Romain Rouillard / Photo credit: TETSU JOKO / YOMIURI / THE YOMIURI SHIMBUN VIA AFP 19:05 pm, September 14, 2023

This Wednesday, September 12, an association called "Light on heritage" filed a complaint after discovering that two stained glass windows, belonging to the Notre-Dame cathedral in Paris, but missing for more than two centuries, had been sold at auction at Sotheby's in 2015.

The members of this association would probably never have imagined finding this piece of Notre-Dame de Paris, missing for 161 years, on the website of a famous auction house. Yet this grotesque story did happen.
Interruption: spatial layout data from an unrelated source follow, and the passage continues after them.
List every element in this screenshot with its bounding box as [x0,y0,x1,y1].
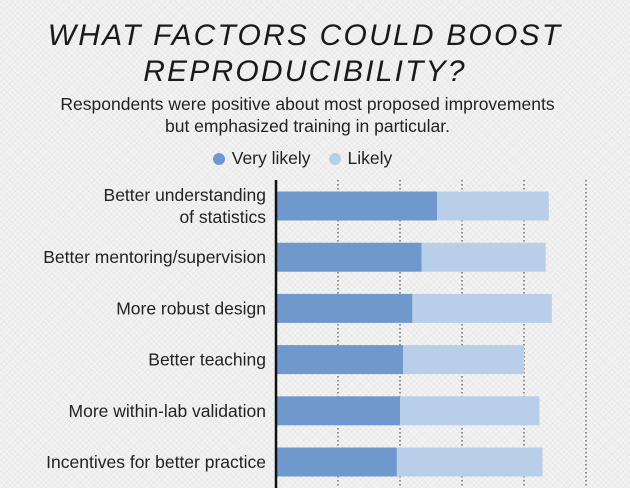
bar-very-likely-4 [276,396,400,426]
legend-swatch-likely [328,152,341,165]
chart-title: WHAT FACTORS COULD BOOST REPRODUCIBILITY… [47,19,563,88]
category-label-5: Incentives for better practice [46,452,266,472]
bar-likely-5 [396,447,543,477]
bar-likely-0 [437,191,549,221]
category-label-4-line-0: More within-lab validation [69,401,266,421]
bar-very-likely-0 [276,191,438,221]
grid-lines [337,180,587,488]
category-label-3-line-0: Better teaching [148,350,266,370]
category-label-2: More robust design [116,298,266,318]
legend-swatch-very-likely [212,152,225,165]
bar-likely-4 [400,396,540,426]
bar-very-likely-5 [276,447,397,477]
category-label-4: More within-lab validation [69,401,266,421]
category-label-0-line-1: of statistics [179,207,266,227]
legend-label-likely: Likely [347,148,393,168]
category-label-0: Better understanding of statistics [104,185,267,227]
category-label-1-line-0: Better mentoring/supervision [43,247,266,267]
legend-item-likely: Likely [328,148,393,169]
category-label-2-line-0: More robust design [116,298,266,318]
category-label-1: Better mentoring/supervision [43,247,266,267]
bar-very-likely-3 [276,345,404,375]
bars [276,191,552,477]
category-label-0-line-0: Better understanding [104,185,266,205]
bar-likely-1 [421,242,546,272]
bar-very-likely-2 [276,293,413,323]
chart-subtitle: Respondents were positive about most pro… [60,94,555,136]
category-labels: Better understanding of statisticsBetter … [43,185,266,472]
category-label-3: Better teaching [148,350,266,370]
category-label-5-line-0: Incentives for better practice [46,452,266,472]
bar-likely-2 [412,293,552,323]
bar-likely-3 [403,345,524,375]
legend-item-very-likely: Very likely [212,148,311,169]
chart-legend: Very likely Likely [0,148,605,169]
bar-very-likely-1 [276,242,422,272]
legend-label-very-likely: Very likely [231,148,311,168]
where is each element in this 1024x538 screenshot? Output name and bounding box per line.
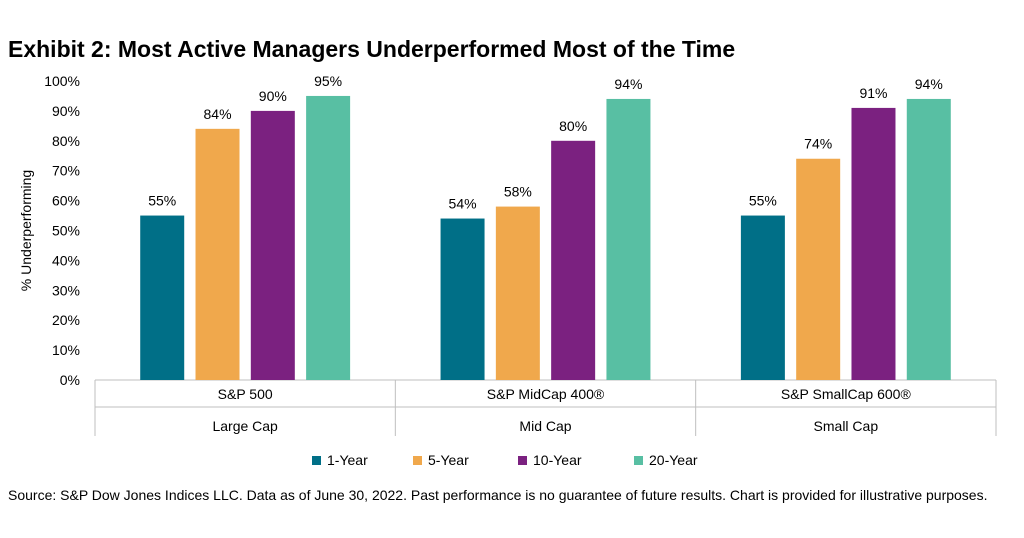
- y-tick-label: 50%: [52, 223, 80, 239]
- y-tick-label: 60%: [52, 193, 80, 209]
- legend-label: 5-Year: [428, 452, 469, 468]
- y-axis-title: % Underperforming: [18, 170, 34, 291]
- data-label: 55%: [148, 193, 176, 209]
- bar: [740, 215, 785, 380]
- bar: [906, 98, 951, 380]
- data-label: 58%: [504, 184, 532, 200]
- bar: [551, 140, 596, 380]
- legend-label: 10-Year: [533, 452, 582, 468]
- x-group-label: Mid Cap: [519, 418, 571, 434]
- legend-swatch: [518, 455, 527, 465]
- y-tick-label: 30%: [52, 282, 80, 298]
- legend-swatch: [312, 455, 321, 465]
- data-label: 80%: [559, 118, 587, 134]
- y-tick-label: 20%: [52, 312, 80, 328]
- bar: [440, 218, 485, 380]
- bar: [140, 215, 185, 380]
- source-note: Source: S&P Dow Jones Indices LLC. Data …: [8, 487, 988, 503]
- legend-swatch: [413, 455, 422, 465]
- y-tick-label: 80%: [52, 133, 80, 149]
- data-label: 91%: [859, 85, 887, 101]
- x-category-label: S&P MidCap 400®: [487, 386, 605, 402]
- y-tick-label: 40%: [52, 252, 80, 268]
- legend-item: 1-Year: [312, 452, 368, 468]
- legend-label: 20-Year: [649, 452, 698, 468]
- bar-chart: % Underperforming 0% 10% 20% 30% 40% 50% 60% 70%…: [18, 73, 997, 436]
- y-tick-label: 90%: [52, 103, 80, 119]
- data-label: 84%: [204, 106, 232, 122]
- data-label: 74%: [804, 136, 832, 152]
- x-group-label: Small Cap: [814, 418, 879, 434]
- legend-item: 5-Year: [413, 452, 469, 468]
- legend-item: 10-Year: [518, 452, 582, 468]
- bar: [606, 98, 651, 380]
- bar: [796, 158, 841, 380]
- bar: [851, 107, 896, 380]
- x-category-label: S&P SmallCap 600®: [781, 386, 912, 402]
- data-label: 94%: [614, 76, 642, 92]
- y-tick-label: 100%: [44, 73, 80, 89]
- bar: [495, 206, 540, 380]
- chart-title: Exhibit 2: Most Active Managers Underper…: [8, 36, 736, 62]
- legend-swatch: [634, 455, 643, 465]
- chart-legend: 1-Year 5-Year 10-Year 20-Year: [0, 452, 1024, 472]
- data-label: 94%: [915, 76, 943, 92]
- data-label: 54%: [449, 196, 477, 212]
- data-label: 95%: [314, 73, 342, 89]
- legend-item: 20-Year: [634, 452, 698, 468]
- legend-label: 1-Year: [327, 452, 368, 468]
- y-tick-label: 0%: [60, 372, 80, 388]
- data-label: 55%: [749, 193, 777, 209]
- bar: [250, 110, 295, 381]
- y-tick-label: 70%: [52, 163, 80, 179]
- y-tick-label: 10%: [52, 342, 80, 358]
- data-label: 90%: [259, 88, 287, 104]
- bar: [306, 95, 351, 380]
- x-category-label: S&P 500: [218, 386, 273, 402]
- x-group-label: Large Cap: [212, 418, 278, 434]
- bar: [195, 128, 240, 380]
On September 12, reports Le Parisien, the association "Lumière sur le patrimoine" filed a complaint for theft and concealment of theft after discovering two stained glass windows, belonging to the famous Parisian cathedral, on the site of Sotheby's.

One of the two stained glass windows, sold at auction in 2015
Credit: screenshot /

These two works, measuring respectively 39.5 and 42.5 centimeters in diameter, and representing a ceroferous angel for the first, and a thuriferous angel for the second, had been "replaced during the renovation of the cathedral under Viollet-le-Duc around 1862", can we read on the description of the two objects.

More than a century later, the stained glass windows have found takers for 123,000 and 111,000 euros. With Le Figaro, Philippe Machicote, president of the association depositary of the complaint, shared his indignation. "The fight of the association can only be effective if we denounce the scandalous practices of auction houses which, in defiance of the law, yet particularly severe against the receivers of theft, squander with impunity what comes, among other things, from the public domain," he said.

Sotheby's claims to have respected "laws and regulations"

Philippe Machicote argues in particular that these two works are "national treasures, imprescriptible and inalienable since they were removed from a cathedral that already belonged to the State, and this, since the Revolution". Clearly, according to the association, these two stained glass windows are to be classified in the category of stolen art objects. Philippe Machicote summarizes the situation as follows: "The stolen originals were therefore sold in the 19th century and resurfaced 150 years later, drowned in a current sale of paintings, sculptures and old drawings, orchestrated by Sotheby's".


READ ALSO – Sotheby's auctions several thousand objects that belonged to Freddie Mercury

In an email sent to AFP, the auction house defends itself and certifies to have "respected laws and regulations". "Before offering a property for sale, we carry out all the necessary research, diligence and controls to ensure that no legal obstacle stands in the way of the sale," continues Sotheby's, ensuring that it has obtained "all the necessary authorizations from the competent authorities" and saying it is "at the disposal of the authorities to assist them in this investigation". The house also indicates that the two stained glass windows were not stolen, but indeed sold by master glassmaker Édouard Didron between 1877 and 1905.